Rubio’s position is in stark contrast to other members of the Florida congressional delegation.
“I am very grateful that we will avoid a default that would not only hurt the people of this country but that would irreparably damage the financial foundation of this nation,” said Democratic Sen. Sen. Bill Nelson, who called the shutdown the work of party “extremists.”
Republican Rep. Bill Young had also urged fellow members of Congress to approve a clean funding bill, with no strings attached. “The politics should be over," he told The Tampa Bay Times. "It's time to legislate."
More this morning…
Why isn't the jobless claims system working?: It’s turning out to be a real job to file for unemployment benefits using the new $63 million website the state of Florida launched this week to process claims and issue jobless benefits.
Although state officials are claiming that the new Connect system is doing its job, social media sites and unemployment offices have been filled with people experiencing problems and posting complaints. Up to 240,000 jobless Floridians are required to use the online system to receive benefits.
The Tampa Bay Times is describing Florida’s jobless benefits system as ranking “the lowest in granting aid.”
Applicants have said the system is not accepting their claims after they are filled out online, or that they are being blocked from the benefits page altogether. Phone lines for customer service are so jammed that people cannot get through for help. Some have driven over to the local unemployment offices, only to be told that they must get their claims filed online.
Michelle Mattock, a laid-off nursing assistant, told The Tampa Bay Times that she was laid off two weeks ago and has been unable to get benefits for herself and her son. She said she was “blocked” from the benefits page. Mattock said she has run out of money. "It's hopeless," she said. "There are no answers.
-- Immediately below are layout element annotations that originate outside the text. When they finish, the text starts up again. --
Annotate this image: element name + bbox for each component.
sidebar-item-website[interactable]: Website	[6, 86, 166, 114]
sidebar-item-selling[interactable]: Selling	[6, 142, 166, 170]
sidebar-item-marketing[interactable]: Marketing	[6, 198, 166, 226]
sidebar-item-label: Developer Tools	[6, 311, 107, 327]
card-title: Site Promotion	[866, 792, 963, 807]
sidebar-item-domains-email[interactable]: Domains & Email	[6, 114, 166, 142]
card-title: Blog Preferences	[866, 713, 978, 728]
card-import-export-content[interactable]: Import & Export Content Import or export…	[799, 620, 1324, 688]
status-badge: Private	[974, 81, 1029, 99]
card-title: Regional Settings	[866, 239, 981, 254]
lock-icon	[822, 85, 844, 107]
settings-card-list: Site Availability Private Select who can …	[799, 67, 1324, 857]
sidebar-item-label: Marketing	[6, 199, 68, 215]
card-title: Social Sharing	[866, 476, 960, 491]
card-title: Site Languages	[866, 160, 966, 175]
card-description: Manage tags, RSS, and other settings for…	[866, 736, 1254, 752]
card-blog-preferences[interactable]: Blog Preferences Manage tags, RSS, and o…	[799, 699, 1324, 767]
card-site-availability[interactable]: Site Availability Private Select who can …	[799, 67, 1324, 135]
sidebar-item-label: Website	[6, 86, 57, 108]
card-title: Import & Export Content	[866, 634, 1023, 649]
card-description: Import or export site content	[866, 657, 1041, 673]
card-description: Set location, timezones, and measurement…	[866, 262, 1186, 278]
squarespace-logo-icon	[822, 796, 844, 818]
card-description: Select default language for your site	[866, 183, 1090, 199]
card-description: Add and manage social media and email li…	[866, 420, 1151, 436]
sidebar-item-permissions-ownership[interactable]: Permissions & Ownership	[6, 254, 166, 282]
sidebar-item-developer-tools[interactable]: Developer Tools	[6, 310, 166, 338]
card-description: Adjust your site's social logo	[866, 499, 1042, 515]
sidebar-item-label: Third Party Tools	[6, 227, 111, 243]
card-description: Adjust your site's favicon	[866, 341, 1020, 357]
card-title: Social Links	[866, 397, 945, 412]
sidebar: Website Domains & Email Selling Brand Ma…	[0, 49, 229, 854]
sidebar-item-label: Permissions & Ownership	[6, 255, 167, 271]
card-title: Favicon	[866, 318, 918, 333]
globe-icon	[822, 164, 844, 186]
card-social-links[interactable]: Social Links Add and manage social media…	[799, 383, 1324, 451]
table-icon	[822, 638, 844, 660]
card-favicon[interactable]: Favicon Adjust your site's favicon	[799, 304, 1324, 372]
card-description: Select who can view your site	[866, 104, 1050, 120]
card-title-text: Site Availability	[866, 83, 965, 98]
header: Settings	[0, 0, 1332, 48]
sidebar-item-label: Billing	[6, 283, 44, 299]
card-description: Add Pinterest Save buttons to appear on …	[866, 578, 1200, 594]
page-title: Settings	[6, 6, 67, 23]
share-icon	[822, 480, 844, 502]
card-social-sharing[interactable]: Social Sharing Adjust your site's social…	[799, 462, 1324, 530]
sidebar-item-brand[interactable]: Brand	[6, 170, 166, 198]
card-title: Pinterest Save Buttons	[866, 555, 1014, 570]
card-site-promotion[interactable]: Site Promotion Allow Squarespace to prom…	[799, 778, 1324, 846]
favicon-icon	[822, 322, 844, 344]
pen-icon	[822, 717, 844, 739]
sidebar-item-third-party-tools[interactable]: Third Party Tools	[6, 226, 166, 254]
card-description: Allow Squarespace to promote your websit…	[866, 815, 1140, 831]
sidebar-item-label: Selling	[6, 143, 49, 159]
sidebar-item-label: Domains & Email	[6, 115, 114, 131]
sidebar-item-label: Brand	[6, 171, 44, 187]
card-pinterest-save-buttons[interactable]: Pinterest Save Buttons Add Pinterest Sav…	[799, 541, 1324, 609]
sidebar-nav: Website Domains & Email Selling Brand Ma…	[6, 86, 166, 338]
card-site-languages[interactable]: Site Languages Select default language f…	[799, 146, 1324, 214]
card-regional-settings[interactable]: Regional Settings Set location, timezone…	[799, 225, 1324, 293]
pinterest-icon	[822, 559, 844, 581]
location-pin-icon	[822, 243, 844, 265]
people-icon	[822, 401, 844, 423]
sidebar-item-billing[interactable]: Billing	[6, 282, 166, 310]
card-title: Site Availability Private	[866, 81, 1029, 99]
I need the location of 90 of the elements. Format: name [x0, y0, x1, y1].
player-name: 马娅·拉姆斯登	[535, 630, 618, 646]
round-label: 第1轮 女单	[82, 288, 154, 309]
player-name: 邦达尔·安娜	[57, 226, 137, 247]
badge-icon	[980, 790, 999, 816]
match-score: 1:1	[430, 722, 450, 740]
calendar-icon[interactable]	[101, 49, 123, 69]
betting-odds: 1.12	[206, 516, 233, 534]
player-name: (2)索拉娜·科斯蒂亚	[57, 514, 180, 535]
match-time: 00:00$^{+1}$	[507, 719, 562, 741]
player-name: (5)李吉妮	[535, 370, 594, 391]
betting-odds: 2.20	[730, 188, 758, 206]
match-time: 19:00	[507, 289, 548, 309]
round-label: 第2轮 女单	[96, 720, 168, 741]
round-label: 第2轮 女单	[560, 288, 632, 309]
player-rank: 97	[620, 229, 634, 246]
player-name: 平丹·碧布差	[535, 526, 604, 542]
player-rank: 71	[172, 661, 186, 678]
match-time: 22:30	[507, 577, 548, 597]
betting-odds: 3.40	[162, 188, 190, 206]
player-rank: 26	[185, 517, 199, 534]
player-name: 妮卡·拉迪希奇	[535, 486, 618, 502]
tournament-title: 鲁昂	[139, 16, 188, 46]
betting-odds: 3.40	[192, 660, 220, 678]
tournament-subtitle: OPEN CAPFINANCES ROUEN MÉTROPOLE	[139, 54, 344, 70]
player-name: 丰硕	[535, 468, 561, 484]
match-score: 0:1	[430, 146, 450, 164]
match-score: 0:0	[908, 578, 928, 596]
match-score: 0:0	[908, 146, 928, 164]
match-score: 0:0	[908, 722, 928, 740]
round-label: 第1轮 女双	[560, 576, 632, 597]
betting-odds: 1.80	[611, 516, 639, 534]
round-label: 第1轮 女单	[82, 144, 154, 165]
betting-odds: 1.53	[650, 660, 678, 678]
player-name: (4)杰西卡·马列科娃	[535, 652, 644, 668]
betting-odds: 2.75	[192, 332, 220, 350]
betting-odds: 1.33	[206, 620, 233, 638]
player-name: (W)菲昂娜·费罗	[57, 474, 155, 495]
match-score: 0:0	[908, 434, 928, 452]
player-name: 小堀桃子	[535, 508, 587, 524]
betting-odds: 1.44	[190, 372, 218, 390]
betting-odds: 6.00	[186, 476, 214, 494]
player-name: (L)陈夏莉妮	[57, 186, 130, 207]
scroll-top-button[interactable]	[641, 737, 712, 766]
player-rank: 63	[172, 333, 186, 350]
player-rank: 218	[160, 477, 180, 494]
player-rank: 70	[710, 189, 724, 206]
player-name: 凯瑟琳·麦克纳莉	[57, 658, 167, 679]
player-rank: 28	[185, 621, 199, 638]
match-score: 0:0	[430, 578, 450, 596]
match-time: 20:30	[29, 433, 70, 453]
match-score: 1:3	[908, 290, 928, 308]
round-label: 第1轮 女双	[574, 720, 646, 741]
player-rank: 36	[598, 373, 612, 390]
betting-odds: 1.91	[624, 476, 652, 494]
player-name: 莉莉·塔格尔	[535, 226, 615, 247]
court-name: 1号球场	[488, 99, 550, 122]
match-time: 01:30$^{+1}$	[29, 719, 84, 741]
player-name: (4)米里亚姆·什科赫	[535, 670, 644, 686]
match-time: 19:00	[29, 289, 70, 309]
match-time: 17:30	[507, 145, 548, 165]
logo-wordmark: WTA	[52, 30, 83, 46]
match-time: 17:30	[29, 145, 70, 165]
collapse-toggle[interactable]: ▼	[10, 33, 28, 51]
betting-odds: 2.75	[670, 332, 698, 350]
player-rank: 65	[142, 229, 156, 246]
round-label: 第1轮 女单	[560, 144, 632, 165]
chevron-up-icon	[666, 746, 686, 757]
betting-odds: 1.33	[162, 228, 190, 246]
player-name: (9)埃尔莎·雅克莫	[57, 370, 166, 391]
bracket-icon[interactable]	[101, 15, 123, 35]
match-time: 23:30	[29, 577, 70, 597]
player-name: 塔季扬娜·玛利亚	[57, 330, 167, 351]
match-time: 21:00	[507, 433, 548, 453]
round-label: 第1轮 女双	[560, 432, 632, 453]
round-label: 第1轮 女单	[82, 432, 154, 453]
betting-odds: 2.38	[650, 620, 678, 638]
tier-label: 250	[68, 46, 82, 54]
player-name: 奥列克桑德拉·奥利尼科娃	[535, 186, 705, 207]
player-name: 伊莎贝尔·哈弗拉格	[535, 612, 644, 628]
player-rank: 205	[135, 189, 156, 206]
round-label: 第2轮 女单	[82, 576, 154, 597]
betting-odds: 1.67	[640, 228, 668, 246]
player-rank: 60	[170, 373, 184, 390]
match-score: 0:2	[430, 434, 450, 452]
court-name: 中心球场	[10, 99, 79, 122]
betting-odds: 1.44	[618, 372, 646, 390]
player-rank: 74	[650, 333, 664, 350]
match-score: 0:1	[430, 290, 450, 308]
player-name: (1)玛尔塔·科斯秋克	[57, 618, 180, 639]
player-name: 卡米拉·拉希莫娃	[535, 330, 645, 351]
Ever."
Prior to the new system coming online, the Department of Economic Opportunity had warned that the upgraded system would require longer waits and delays, as it is more secure and requires additional information from applicants.
Jolt for ratepayers: The Public Service Commission is expected to decide today on a proposal that would enable Duke Energy to raise rates to cover the costs of two failed nuclear power plants.
If approved, Duke Energy would be able to pass along $3.2 billion in costs to customers.
The money would cover costs associated with the retirement of the Crystal River plant after a failed upgrade, as well as losses from the proposed Levy County nuclear project, which failed to move forward. Duke would pay $1.5 billion.
Rep. Dwight Dudley was among those who testified at public hearings this week before utility regulators. He said Duke Energy ratepayers “are getting ripped off.”